There is a piece of this I agree with. That you do not need to be a deep technical expert to notice that a company is burning cash by overcommitting to capex, or relying on heroic revenue projections that may or may not come to pass.
But that is not the full argument he is making. If the claim is that the labs will not be able to pay their creditors because inference is structurally incapable of becoming profitable, then he absolutely needs to be right about the technical economics of inference.

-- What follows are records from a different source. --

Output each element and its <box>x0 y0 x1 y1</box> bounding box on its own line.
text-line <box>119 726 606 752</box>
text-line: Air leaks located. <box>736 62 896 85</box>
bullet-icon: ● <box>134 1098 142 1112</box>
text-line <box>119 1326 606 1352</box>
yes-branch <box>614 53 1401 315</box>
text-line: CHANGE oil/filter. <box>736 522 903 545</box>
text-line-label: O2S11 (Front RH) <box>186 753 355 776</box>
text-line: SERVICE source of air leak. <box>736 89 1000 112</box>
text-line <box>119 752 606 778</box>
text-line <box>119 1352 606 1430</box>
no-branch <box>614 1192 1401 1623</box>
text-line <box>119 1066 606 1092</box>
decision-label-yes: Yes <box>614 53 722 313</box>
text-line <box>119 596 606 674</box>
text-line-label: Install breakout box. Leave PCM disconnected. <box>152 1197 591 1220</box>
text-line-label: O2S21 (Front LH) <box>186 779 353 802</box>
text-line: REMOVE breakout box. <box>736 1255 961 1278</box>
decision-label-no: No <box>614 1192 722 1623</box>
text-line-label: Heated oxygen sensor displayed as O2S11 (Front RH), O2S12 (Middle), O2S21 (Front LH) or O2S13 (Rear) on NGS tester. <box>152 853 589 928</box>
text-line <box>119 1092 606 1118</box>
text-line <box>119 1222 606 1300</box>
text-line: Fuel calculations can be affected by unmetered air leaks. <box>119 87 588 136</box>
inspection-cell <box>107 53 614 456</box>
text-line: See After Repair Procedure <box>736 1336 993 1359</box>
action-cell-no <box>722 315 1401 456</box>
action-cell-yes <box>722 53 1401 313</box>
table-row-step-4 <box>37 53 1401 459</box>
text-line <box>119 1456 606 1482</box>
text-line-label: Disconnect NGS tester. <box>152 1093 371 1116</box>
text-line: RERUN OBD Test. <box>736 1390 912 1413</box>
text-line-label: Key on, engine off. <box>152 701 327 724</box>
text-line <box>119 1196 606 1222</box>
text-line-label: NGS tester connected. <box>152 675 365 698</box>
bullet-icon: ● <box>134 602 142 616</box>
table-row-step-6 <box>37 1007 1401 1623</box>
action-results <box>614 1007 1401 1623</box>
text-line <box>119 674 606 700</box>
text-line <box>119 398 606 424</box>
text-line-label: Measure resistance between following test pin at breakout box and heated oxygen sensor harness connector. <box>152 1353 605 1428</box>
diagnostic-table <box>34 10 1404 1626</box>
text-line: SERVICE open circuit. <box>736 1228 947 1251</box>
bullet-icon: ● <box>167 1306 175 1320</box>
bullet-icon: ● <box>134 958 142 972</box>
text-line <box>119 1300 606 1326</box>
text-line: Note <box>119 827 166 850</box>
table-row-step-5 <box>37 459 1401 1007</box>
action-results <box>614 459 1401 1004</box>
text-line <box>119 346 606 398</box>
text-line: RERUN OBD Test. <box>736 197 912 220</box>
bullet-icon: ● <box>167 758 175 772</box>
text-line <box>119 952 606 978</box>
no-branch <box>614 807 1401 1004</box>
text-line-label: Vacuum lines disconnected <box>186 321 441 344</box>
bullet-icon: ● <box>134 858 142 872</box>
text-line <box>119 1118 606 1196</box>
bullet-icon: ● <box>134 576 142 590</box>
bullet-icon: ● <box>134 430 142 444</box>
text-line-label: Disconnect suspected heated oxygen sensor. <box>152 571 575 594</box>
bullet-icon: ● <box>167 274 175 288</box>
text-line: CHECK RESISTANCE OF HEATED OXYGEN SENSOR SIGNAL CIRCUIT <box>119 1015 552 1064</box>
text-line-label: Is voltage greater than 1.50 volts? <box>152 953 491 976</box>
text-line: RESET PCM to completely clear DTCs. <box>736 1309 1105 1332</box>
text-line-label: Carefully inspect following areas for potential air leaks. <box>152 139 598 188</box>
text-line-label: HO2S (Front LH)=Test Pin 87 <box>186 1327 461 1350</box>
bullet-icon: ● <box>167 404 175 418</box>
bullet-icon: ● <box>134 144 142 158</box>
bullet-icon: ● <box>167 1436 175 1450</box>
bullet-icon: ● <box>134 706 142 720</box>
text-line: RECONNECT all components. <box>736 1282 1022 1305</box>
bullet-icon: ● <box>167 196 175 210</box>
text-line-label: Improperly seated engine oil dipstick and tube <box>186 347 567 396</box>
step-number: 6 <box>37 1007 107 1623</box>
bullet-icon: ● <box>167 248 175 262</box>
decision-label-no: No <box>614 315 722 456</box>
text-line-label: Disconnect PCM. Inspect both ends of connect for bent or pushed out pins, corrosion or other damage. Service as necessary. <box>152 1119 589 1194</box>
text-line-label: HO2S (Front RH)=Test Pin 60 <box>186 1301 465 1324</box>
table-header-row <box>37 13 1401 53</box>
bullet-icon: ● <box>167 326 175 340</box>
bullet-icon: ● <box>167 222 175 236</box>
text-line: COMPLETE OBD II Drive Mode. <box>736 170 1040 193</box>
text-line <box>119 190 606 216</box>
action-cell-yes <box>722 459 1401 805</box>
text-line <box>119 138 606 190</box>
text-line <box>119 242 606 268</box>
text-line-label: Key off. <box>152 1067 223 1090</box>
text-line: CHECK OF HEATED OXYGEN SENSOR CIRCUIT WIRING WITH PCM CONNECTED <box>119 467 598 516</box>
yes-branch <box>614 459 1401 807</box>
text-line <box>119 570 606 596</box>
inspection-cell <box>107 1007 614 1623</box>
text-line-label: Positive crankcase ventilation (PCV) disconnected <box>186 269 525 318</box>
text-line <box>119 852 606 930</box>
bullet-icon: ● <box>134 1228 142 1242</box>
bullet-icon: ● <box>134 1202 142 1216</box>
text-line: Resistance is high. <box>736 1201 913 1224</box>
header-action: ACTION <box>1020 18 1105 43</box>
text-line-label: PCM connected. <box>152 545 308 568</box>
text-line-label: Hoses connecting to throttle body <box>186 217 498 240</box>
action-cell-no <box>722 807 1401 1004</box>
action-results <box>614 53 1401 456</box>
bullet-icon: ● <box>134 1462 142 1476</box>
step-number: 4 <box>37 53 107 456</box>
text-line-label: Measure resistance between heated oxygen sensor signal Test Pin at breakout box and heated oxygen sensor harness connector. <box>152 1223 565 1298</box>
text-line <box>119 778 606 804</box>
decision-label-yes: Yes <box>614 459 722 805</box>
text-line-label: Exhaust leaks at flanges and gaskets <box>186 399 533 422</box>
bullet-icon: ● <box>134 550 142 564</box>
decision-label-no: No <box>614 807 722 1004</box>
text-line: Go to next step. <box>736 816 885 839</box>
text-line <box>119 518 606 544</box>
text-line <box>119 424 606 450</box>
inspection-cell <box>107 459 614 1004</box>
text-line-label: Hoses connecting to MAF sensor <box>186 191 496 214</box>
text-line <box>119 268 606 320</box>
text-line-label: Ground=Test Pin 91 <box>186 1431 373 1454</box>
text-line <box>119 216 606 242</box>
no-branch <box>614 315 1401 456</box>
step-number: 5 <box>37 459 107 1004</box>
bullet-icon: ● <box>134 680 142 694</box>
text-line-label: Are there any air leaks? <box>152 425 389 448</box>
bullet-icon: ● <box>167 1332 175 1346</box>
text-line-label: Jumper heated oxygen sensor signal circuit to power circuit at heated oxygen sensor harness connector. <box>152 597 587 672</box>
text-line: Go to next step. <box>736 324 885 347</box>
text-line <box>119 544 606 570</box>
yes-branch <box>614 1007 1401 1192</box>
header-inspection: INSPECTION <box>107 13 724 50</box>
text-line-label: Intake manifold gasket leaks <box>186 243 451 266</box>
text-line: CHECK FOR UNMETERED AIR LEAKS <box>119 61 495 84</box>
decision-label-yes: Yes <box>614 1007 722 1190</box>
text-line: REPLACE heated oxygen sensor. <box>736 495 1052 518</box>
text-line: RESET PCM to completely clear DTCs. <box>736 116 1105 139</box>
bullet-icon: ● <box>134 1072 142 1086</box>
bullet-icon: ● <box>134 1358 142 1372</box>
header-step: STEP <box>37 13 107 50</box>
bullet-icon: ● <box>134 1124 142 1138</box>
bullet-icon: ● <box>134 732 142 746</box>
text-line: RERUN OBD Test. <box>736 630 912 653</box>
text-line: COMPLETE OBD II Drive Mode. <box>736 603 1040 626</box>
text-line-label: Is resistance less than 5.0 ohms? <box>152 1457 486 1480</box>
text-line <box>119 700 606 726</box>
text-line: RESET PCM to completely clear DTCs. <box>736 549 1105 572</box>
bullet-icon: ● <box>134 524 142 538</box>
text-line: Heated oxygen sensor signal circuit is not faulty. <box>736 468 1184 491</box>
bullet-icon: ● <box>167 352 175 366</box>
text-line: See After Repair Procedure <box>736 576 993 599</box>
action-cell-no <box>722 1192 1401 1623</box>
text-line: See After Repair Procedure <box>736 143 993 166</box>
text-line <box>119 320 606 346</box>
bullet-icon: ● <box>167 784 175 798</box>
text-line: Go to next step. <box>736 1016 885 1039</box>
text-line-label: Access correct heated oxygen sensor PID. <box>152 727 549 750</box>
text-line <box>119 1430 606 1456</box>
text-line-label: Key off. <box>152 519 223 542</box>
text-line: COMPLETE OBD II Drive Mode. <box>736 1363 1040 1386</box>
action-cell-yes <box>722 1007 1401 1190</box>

One part of that is the balance-sheet argument (which already shows insanely good margins). But it also depends on how inference-time compute actually works: routing, batching, kv cache reuse, model segmentation, different latency tiers, etc. Much of those details he's just been straight up wrong about in his writing, so as a result I have to call into question the rest of his reasoning as well (in part to avoid Gell-Mann amnesia).
[dead]
Doesn't this kinda imply its own smoke and mirrors though? Like if the name of the game with inference is already routing things around and caching so you can make money, why is the newest biggest model always the most important critical thing? How does this square with any of their press about it? Also wouldn't that just add more inference? Because you need to pre-judge every prompt to know where to route it?
Also, if there is significant gains from caching, then like.. what are even doing here? Inputting something and then reading cached pieces of text based on their similarity to the input? Kinda like a search engine?